The very first transistor utilized an electrolyte as the gate insulator; however, the idea was later abandoned due to the limited speed of electrochemical devices. Now, half a century later, electrochemical gating is finding its place in a new field of applications – printed electronics.
Scientists at KIT (Karlsruhe Institute of Technology) have shown that high-mobility field-effect transistors (FETs) can be fabricated from printed inorganic oxide nanoparticle-based FETs when combined with (printable) composite solid polymer electrolytes (CSPE) as the gate insulator. It is shown that the total electrolyte resistance between the channel and the gate electrodes is one of the critical factors determining the switching speed in electrochemically-gated devices.
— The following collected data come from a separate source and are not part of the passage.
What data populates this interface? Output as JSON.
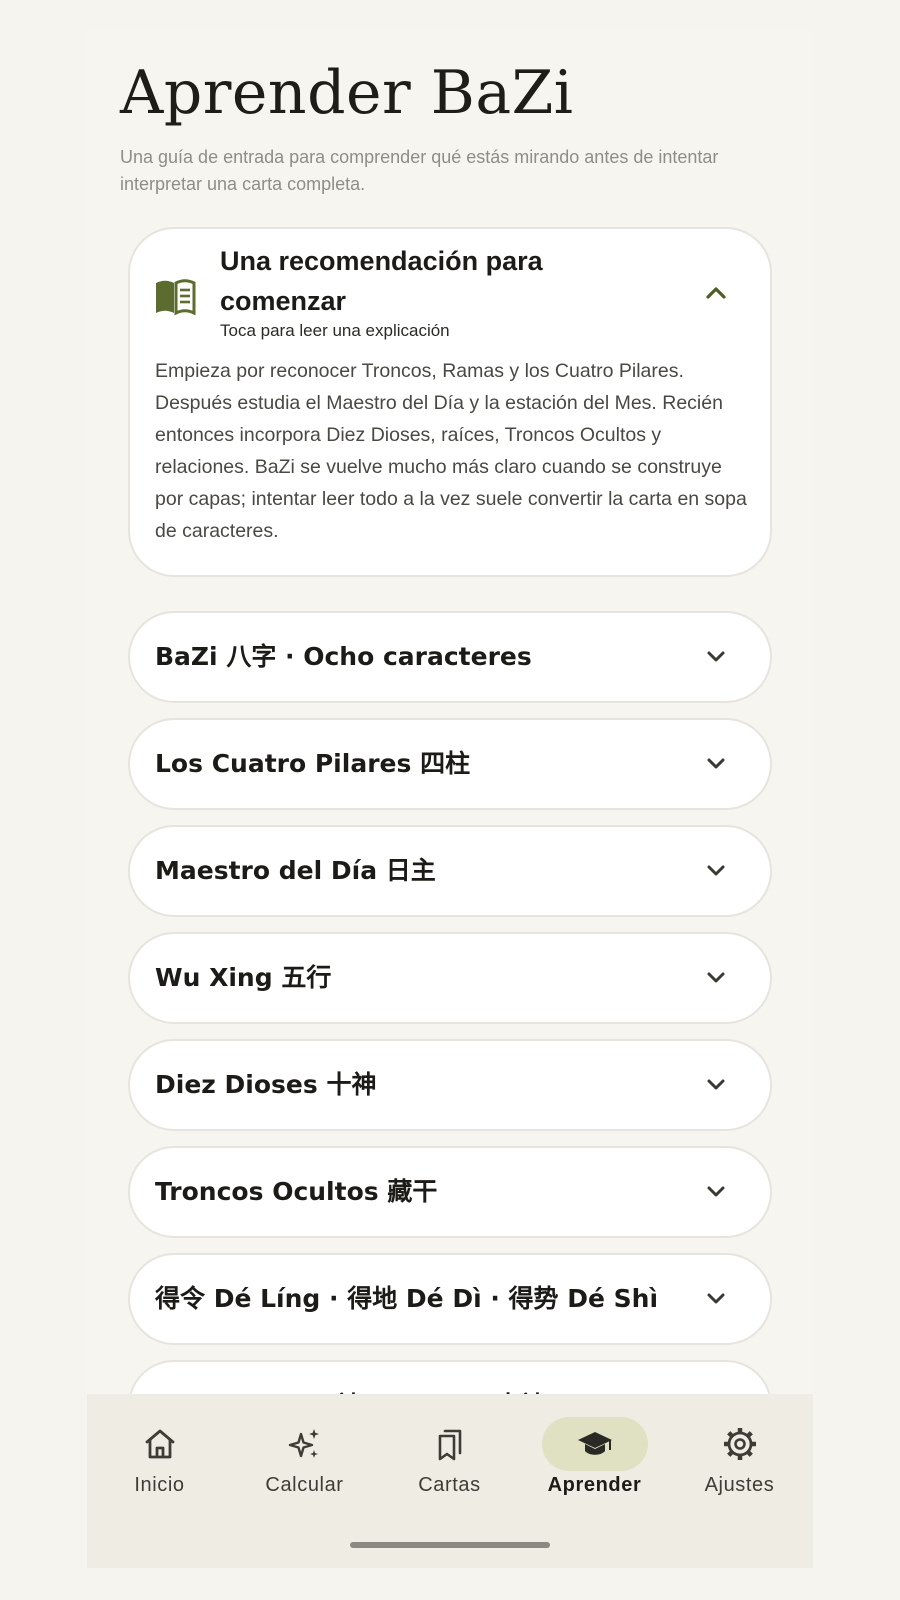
{
  "header": {
    "title": "Aprender BaZi",
    "subtitle": "Una guía de entrada para comprender qué estás mirando antes de intentar interpretar una carta completa."
  },
  "recommendation": {
    "icon": "book-open-icon",
    "title": "Una recomendación para comenzar",
    "hint": "Toca para leer una explicación",
    "expanded": true,
    "body": "Empieza por reconocer Troncos, Ramas y los Cuatro Pilares. Después estudia el Maestro del Día y la estación del Mes. Recién entonces incorpora Diez Dioses, raíces, Troncos Ocultos y relaciones. BaZi se vuelve mucho más claro cuando se construye por capas; intentar leer todo a la vez suele convertir la carta en sopa de caracteres."
  },
  "topics": [
    {
      "label": "BaZi 八字 · Ocho caracteres"
    },
    {
      "label": "Los Cuatro Pilares 四柱"
    },
    {
      "label": "Maestro del Día 日主"
    },
    {
      "label": "Wu Xing 五行"
    },
    {
      "label": "Diez Dioses 十神"
    },
    {
      "label": "Troncos Ocultos 藏干"
    },
    {
      "label": "得令 Dé Líng · 得地 Dé Dì · 得势 Dé Shì"
    },
    {
      "label": "Yong Shen 用神, Xi Shen 喜神 y Ji Shen"
    }
  ],
  "nav": {
    "items": [
      {
        "label": "Inicio",
        "icon": "home-icon",
        "active": false
      },
      {
        "label": "Calcular",
        "icon": "sparkle-icon",
        "active": false
      },
      {
        "label": "Cartas",
        "icon": "bookmarks-icon",
        "active": false
      },
      {
        "label": "Aprender",
        "icon": "graduation-cap-icon",
        "active": true
      },
      {
        "label": "Ajustes",
        "icon": "gear-icon",
        "active": false
      }
    ]
  },
  "colors": {
    "background": "#f6f5f0",
    "accent": "#5c6b2e",
    "active_pill": "#dfe1c2",
    "nav_background": "#efede3"
  }
}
In this context, KIT scientist Dr. S. Dasgupta says that the key to attain very fast switching will be the successful printing of ultra thin layers of such composite solid polymer electrolytes.
The study dispels a long lasting misconception associated with electrochemical gating (EG); namely, that the electric charge double layer of an electrolyte, being only a few nanometers in width, results in the switching speed of EG-FETs being independent of the electrolyte/insulator thickness. As a consequence, switching frequencies in excess of MHz (sufficient for printed electronics) are feasible for a highly conducting CSPE at thickness values of a few hundred nanometers for the electrolytic insulator.